Aargauer Zeitung. Trotz seines Holocaust-Vergleichs bleibt der Grünen-Politiker Patronatsmitglied im jüdisch-christlichen Verein.
Jonas Fricker, der nach seinem Auschwitz-Vergleich seinen Rücktritt als Nationalrat einreichte, darf Patronatsmitglied im jüdisch-christlichen Verein Doppeltür bleiben. Der Verein mit Sitz in den Gemeinden Endingen und Lengnau im Bezirk Zurzach teilte gestern Abend mit: «Der Vorstand des Vereins Doppeltür hat die Causa Fricker an seiner ordentlichen Sitzung diskutiert. Nach einer Aussprache mit ihm und der ganzheitlichen Beurteilung kommt der Vorstand zum Schluss, dass Jonas Fricker im Patronatskomitee verbleiben soll.» Endingen und Lengnau waren zwischen 1776 und 1866 die einzigen Ortschaften in der Schweiz, in denen Juden leben durften. Mit Doppeltüren wurde die Bestimmung umgangen, wonach Juden und Christen nicht beieinander wohnen sollten. Es entwickelte sich ein respektvolles Neben- und Miteinander – an dieses historische Erbe will der vor wenigen Jahren gegründete Verein unter anderem mit einem Besucherzentrum erinnern.
Fricker äussert sich
Auf Anfrage der AZ gab Jonas Fricker ein kurzes Statement ab: «Gerne trage ich weiterhin zum Gelingen des Projekts Doppeltüre und damit zur lebendigen Vermittlung des jüdisch-christlichen Zusammenlebens bei.» Lukas Keller, Präsident des Vereins Doppeltür, begründet die Entscheidung des Vorstandes folgendermassen: «Eine Delegation des Vorstandes hat Jonas Fricker zum Gespräch getroffen.
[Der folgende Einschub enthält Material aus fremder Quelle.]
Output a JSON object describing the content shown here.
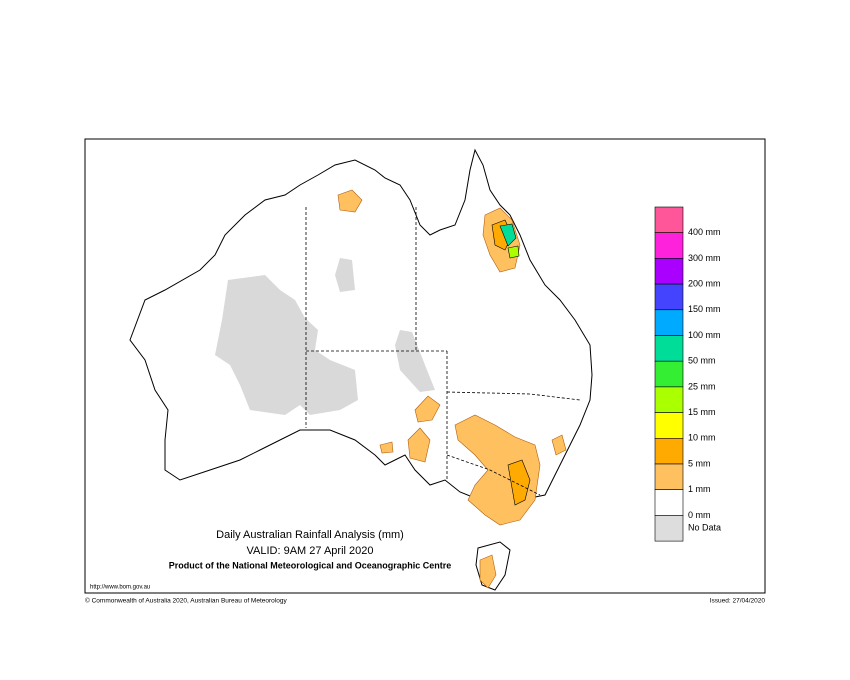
{
  "map": {
    "title": "Daily Australian Rainfall Analysis (mm)",
    "valid": "VALID: 9AM 27 April 2020",
    "product": "Product of the National Meteorological and Oceanographic Centre",
    "url": "http://www.bom.gov.au",
    "copyright": "© Commonwealth of Australia 2020, Australian Bureau of Meteorology",
    "issued": "Issued: 27/04/2020",
    "legend": {
      "colors": [
        "#ff5599",
        "#ff22dd",
        "#aa00ff",
        "#4444ff",
        "#00aaff",
        "#00dd99",
        "#33ee33",
        "#aaff00",
        "#ffff00",
        "#ffaa00",
        "#ffc060",
        "#ffffff",
        "#dddddd"
      ],
      "labels": [
        "400 mm",
        "300 mm",
        "200 mm",
        "150 mm",
        "100 mm",
        "50 mm",
        "25 mm",
        "15 mm",
        "10 mm",
        "5 mm",
        "1 mm",
        "0 mm",
        "No Data"
      ]
    }
  }
}
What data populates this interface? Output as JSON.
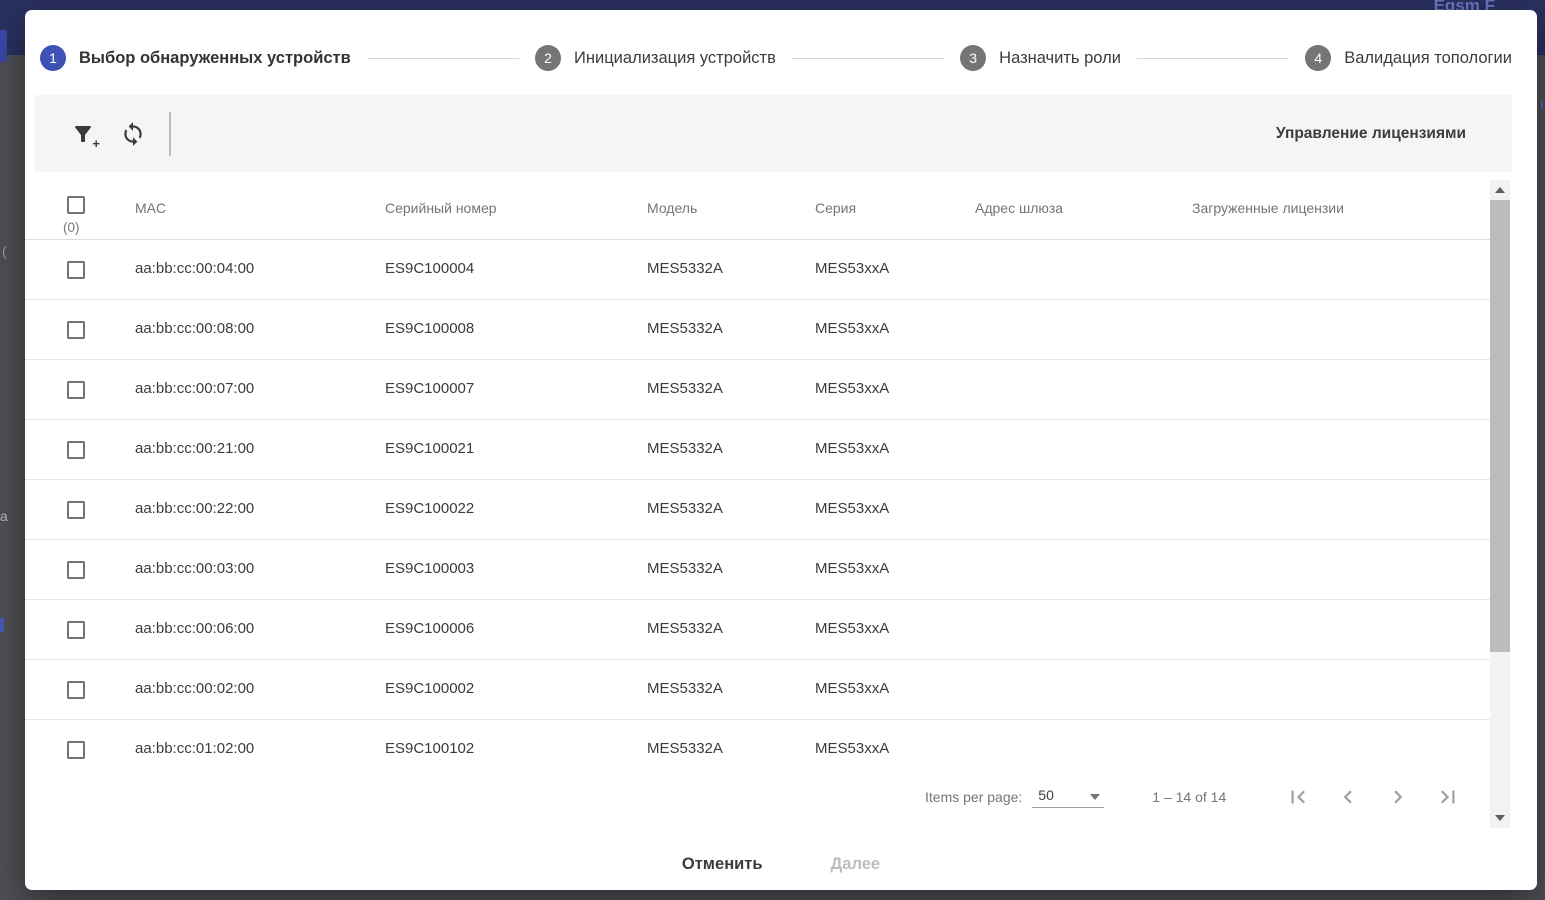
{
  "colors": {
    "accent": "#3f51b5",
    "step_inactive": "#757575",
    "toolbar_bg": "#f5f5f5",
    "topbar_bg": "#2b3160"
  },
  "backdrop": {
    "topbar_fragment": "Eqsm F",
    "edge_fragments": {
      "left_paren": "(",
      "left_a": "a",
      "right_i": "i"
    }
  },
  "stepper": {
    "steps": [
      {
        "number": "1",
        "label": "Выбор обнаруженных устройств",
        "active": true
      },
      {
        "number": "2",
        "label": "Инициализация устройств",
        "active": false
      },
      {
        "number": "3",
        "label": "Назначить роли",
        "active": false
      },
      {
        "number": "4",
        "label": "Валидация топологии",
        "active": false
      }
    ]
  },
  "toolbar": {
    "icons": [
      "filter-add-icon",
      "refresh-icon"
    ],
    "license_button_label": "Управление лицензиями"
  },
  "table": {
    "selected_count": "(0)",
    "columns": [
      "MAC",
      "Серийный номер",
      "Модель",
      "Серия",
      "Адрес шлюза",
      "Загруженные лицензии"
    ],
    "rows": [
      {
        "mac": "aa:bb:cc:00:04:00",
        "serial": "ES9C100004",
        "model": "MES5332A",
        "series": "MES53xxA",
        "gateway": "",
        "licenses": ""
      },
      {
        "mac": "aa:bb:cc:00:08:00",
        "serial": "ES9C100008",
        "model": "MES5332A",
        "series": "MES53xxA",
        "gateway": "",
        "licenses": ""
      },
      {
        "mac": "aa:bb:cc:00:07:00",
        "serial": "ES9C100007",
        "model": "MES5332A",
        "series": "MES53xxA",
        "gateway": "",
        "licenses": ""
      },
      {
        "mac": "aa:bb:cc:00:21:00",
        "serial": "ES9C100021",
        "model": "MES5332A",
        "series": "MES53xxA",
        "gateway": "",
        "licenses": ""
      },
      {
        "mac": "aa:bb:cc:00:22:00",
        "serial": "ES9C100022",
        "model": "MES5332A",
        "series": "MES53xxA",
        "gateway": "",
        "licenses": ""
      },
      {
        "mac": "aa:bb:cc:00:03:00",
        "serial": "ES9C100003",
        "model": "MES5332A",
        "series": "MES53xxA",
        "gateway": "",
        "licenses": ""
      },
      {
        "mac": "aa:bb:cc:00:06:00",
        "serial": "ES9C100006",
        "model": "MES5332A",
        "series": "MES53xxA",
        "gateway": "",
        "licenses": ""
      },
      {
        "mac": "aa:bb:cc:00:02:00",
        "serial": "ES9C100002",
        "model": "MES5332A",
        "series": "MES53xxA",
        "gateway": "",
        "licenses": ""
      },
      {
        "mac": "aa:bb:cc:01:02:00",
        "serial": "ES9C100102",
        "model": "MES5332A",
        "series": "MES53xxA",
        "gateway": "",
        "licenses": ""
      }
    ]
  },
  "paginator": {
    "items_per_page_label": "Items per page:",
    "page_size": "50",
    "range_label": "1 – 14 of 14"
  },
  "footer": {
    "cancel_label": "Отменить",
    "next_label": "Далее"
  }
}
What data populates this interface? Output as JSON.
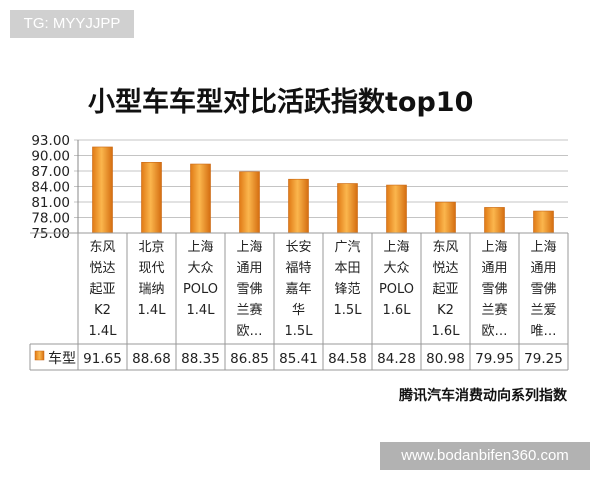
{
  "watermark_top": "TG: MYYJJPP",
  "watermark_bottom": "www.bodanbifen360.com",
  "colors": {
    "bar_top": "#f7b34a",
    "bar_bottom": "#dd7312",
    "bar_edge": "#c86612",
    "grid": "#bfbfbf",
    "text": "#222222"
  },
  "chart_data": {
    "type": "bar",
    "title": "小型车车型对比活跃指数top10",
    "source": "腾讯汽车消费动向系列指数",
    "ylim": [
      75.0,
      93.0
    ],
    "yticks": [
      "93.00",
      "90.00",
      "87.00",
      "84.00",
      "81.00",
      "78.00",
      "75.00"
    ],
    "categories": [
      [
        "东风",
        "悦达",
        "起亚",
        "K2",
        "1.4L"
      ],
      [
        "北京",
        "现代",
        "瑞纳",
        "1.4L"
      ],
      [
        "上海",
        "大众",
        "POLO",
        "1.4L"
      ],
      [
        "上海",
        "通用",
        "雪佛",
        "兰赛",
        "欧…"
      ],
      [
        "长安",
        "福特",
        "嘉年",
        "华",
        "1.5L"
      ],
      [
        "广汽",
        "本田",
        "锋范",
        "1.5L"
      ],
      [
        "上海",
        "大众",
        "POLO",
        "1.6L"
      ],
      [
        "东风",
        "悦达",
        "起亚",
        "K2",
        "1.6L"
      ],
      [
        "上海",
        "通用",
        "雪佛",
        "兰赛",
        "欧…"
      ],
      [
        "上海",
        "通用",
        "雪佛",
        "兰爱",
        "唯…"
      ]
    ],
    "series": [
      {
        "name": "车型",
        "values": [
          91.65,
          88.68,
          88.35,
          86.85,
          85.41,
          84.58,
          84.28,
          80.98,
          79.95,
          79.25
        ],
        "labels": [
          "91.65",
          "88.68",
          "88.35",
          "86.85",
          "85.41",
          "84.58",
          "84.28",
          "80.98",
          "79.95",
          "79.25"
        ]
      }
    ]
  }
}
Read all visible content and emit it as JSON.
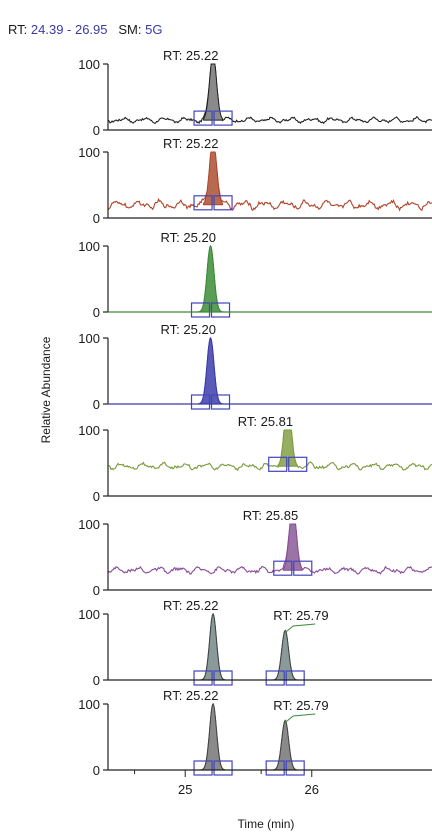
{
  "header": {
    "rt_label": "RT:",
    "rt_range": "24.39 - 26.95",
    "sm_label": "SM:",
    "sm_value": "5G"
  },
  "chart_data": {
    "type": "line",
    "xlabel": "Time (min)",
    "ylabel": "Relative Abundance",
    "xlim": [
      24.39,
      26.95
    ],
    "ylim": [
      0,
      100
    ],
    "x_ticks": [
      25,
      26
    ],
    "y_ticks": [
      0,
      100
    ],
    "series": [
      {
        "color": "#222222",
        "fill": "#8a8a8a",
        "baseline": 15,
        "noise": 5,
        "peaks": [
          {
            "rt": 25.22,
            "height": 100,
            "label": "RT: 25.22"
          }
        ]
      },
      {
        "color": "#b0442a",
        "fill": "#b86a50",
        "baseline": 20,
        "noise": 8,
        "peaks": [
          {
            "rt": 25.22,
            "height": 100,
            "label": "RT: 25.22"
          }
        ]
      },
      {
        "color": "#3c8a36",
        "fill": "#5a9e56",
        "baseline": 0,
        "noise": 0,
        "peaks": [
          {
            "rt": 25.2,
            "height": 100,
            "label": "RT: 25.20"
          }
        ]
      },
      {
        "color": "#3a3aa8",
        "fill": "#5a5ab8",
        "baseline": 0,
        "noise": 0,
        "peaks": [
          {
            "rt": 25.2,
            "height": 100,
            "label": "RT: 25.20"
          }
        ]
      },
      {
        "color": "#7a9a3a",
        "fill": "#96ae62",
        "baseline": 45,
        "noise": 6,
        "peaks": [
          {
            "rt": 25.81,
            "height": 100,
            "label": "RT: 25.81"
          }
        ]
      },
      {
        "color": "#8a4a98",
        "fill": "#9a74a4",
        "baseline": 30,
        "noise": 6,
        "peaks": [
          {
            "rt": 25.85,
            "height": 100,
            "label": "RT: 25.85"
          }
        ]
      },
      {
        "color": "#444444",
        "fill": "#8a9a9a",
        "baseline": 0,
        "noise": 0,
        "peaks": [
          {
            "rt": 25.22,
            "height": 100,
            "label": "RT: 25.22"
          },
          {
            "rt": 25.79,
            "height": 75,
            "label": "RT: 25.79"
          }
        ]
      },
      {
        "color": "#444444",
        "fill": "#8a8a8a",
        "baseline": 0,
        "noise": 0,
        "peaks": [
          {
            "rt": 25.22,
            "height": 100,
            "label": "RT: 25.22"
          },
          {
            "rt": 25.79,
            "height": 75,
            "label": "RT: 25.79"
          }
        ]
      }
    ]
  }
}
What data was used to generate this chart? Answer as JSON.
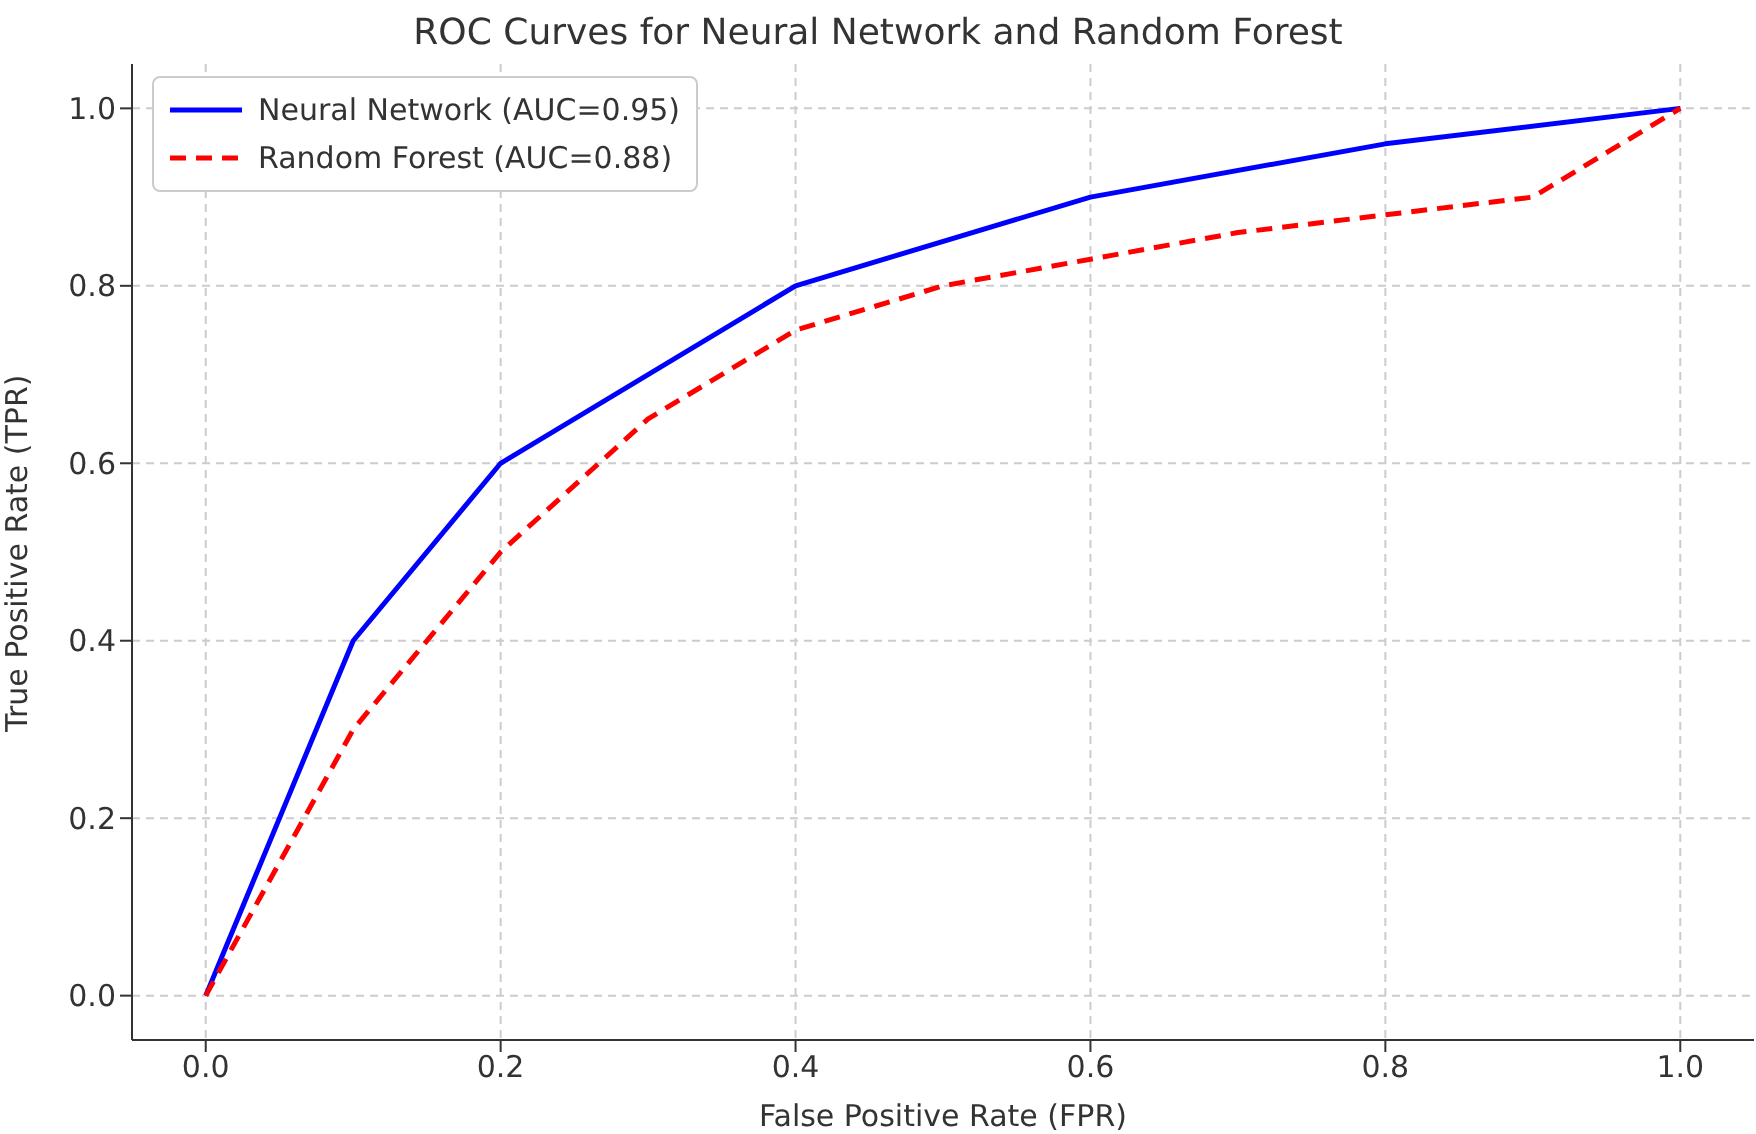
{
  "chart_data": {
    "type": "line",
    "title": "ROC Curves for Neural Network and Random Forest",
    "xlabel": "False Positive Rate (FPR)",
    "ylabel": "True Positive Rate (TPR)",
    "xlim": [
      -0.05,
      1.05
    ],
    "xticks": [
      {
        "value": 0,
        "label": "0.0"
      },
      {
        "value": 0.2,
        "label": "0.2"
      },
      {
        "value": 0.4,
        "label": "0.4"
      },
      {
        "value": 0.6,
        "label": "0.6"
      },
      {
        "value": 0.8,
        "label": "0.8"
      },
      {
        "value": 1,
        "label": "1.0"
      }
    ],
    "ylim": [
      -0.05,
      1.05
    ],
    "yticks": [
      {
        "value": 0,
        "label": "0.0"
      },
      {
        "value": 0.2,
        "label": "0.2"
      },
      {
        "value": 0.4,
        "label": "0.4"
      },
      {
        "value": 0.6,
        "label": "0.6"
      },
      {
        "value": 0.8,
        "label": "0.8"
      },
      {
        "value": 1,
        "label": "1.0"
      }
    ],
    "grid": true,
    "legend": "top left",
    "marker": "none",
    "series": [
      {
        "name": "Neural Network (AUC=0.95)",
        "color": "#0000ff",
        "line_style": "solid",
        "x": [
          0,
          0.1,
          0.2,
          0.4,
          0.6,
          0.8,
          1
        ],
        "values": [
          0,
          0.4,
          0.6,
          0.8,
          0.9,
          0.96,
          1
        ]
      },
      {
        "name": "Random Forest (AUC=0.88)",
        "color": "#ff0000",
        "line_style": "dashed",
        "x": [
          0,
          0.1,
          0.2,
          0.3,
          0.4,
          0.5,
          0.6,
          0.7,
          0.8,
          0.9,
          1
        ],
        "values": [
          0,
          0.3,
          0.5,
          0.65,
          0.75,
          0.8,
          0.83,
          0.86,
          0.88,
          0.9,
          1
        ]
      }
    ]
  }
}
Wir wollten wissen, wie er zu unserem Projekt steht. Und wir haben ihn noch einmal gefragt, wie es zu jenem inakzeptablen Vergleich kam. Wir stellten im Gespräch fest, dass keine antisemitische Haltung zur Person von Jonas Fricker gehört, sondern eher das Gegenteil davon.» Er habe einen engen Bezug zu Endingen und Lengnau, habe Freunde und Bekannte in den beiden Dörfern. Und er habe in dem Sinne einen Bezug zur jüdischen Geschichte, als dass er sich für Minderheiten einsetze, erklärte Lukas Keller weiter. «Wir hatten den Eindruck, dass es für ihn persönlich ein Verlust gewesen wäre, wenn er sich nicht mehr hätte für unsere Idee einsetzen dürfen.» Hoch gewichtet habe der Vorstand ebenso seine sofortige Entschuldigung im Nationalrat sowie gegenüber dem Schweizerischen Israelitischen Gemeindebund. «Ausserdem wollten wir ein Zeichen des Respekts setzen, den jede Persönlichkeit verdient hat. Respekt zählt zu den wichtigen Werten, die unser Verein vermitteln will.»
Verhängnisvoller Vergleich
Der 40-jährige Grünen-Politiker aus Baden hatte Ende September in der Debatte um die «Fair-Food-Initiative» einen Vergleich von Schweinetransporten und Judendeportationen gemacht, den auch der Verein Doppeltür in seinem gestrigen Schreiben erneut als inakzeptabel bezeichnete. Fricker sagte wörtlich: «Als ich das letzte Mal so eine Dokumentation von Transporten von Schweinen gesehen habe, sind mir unweigerlich die Bilder der Massendeportationen nach Auschwitz aus dem Film ‹Schindlers Liste› hochgekommen. Die Menschen, die dort deportiert wurden, hatten eine kleine Chance zu überleben. Die Schweine fahren in den sicheren Tod.»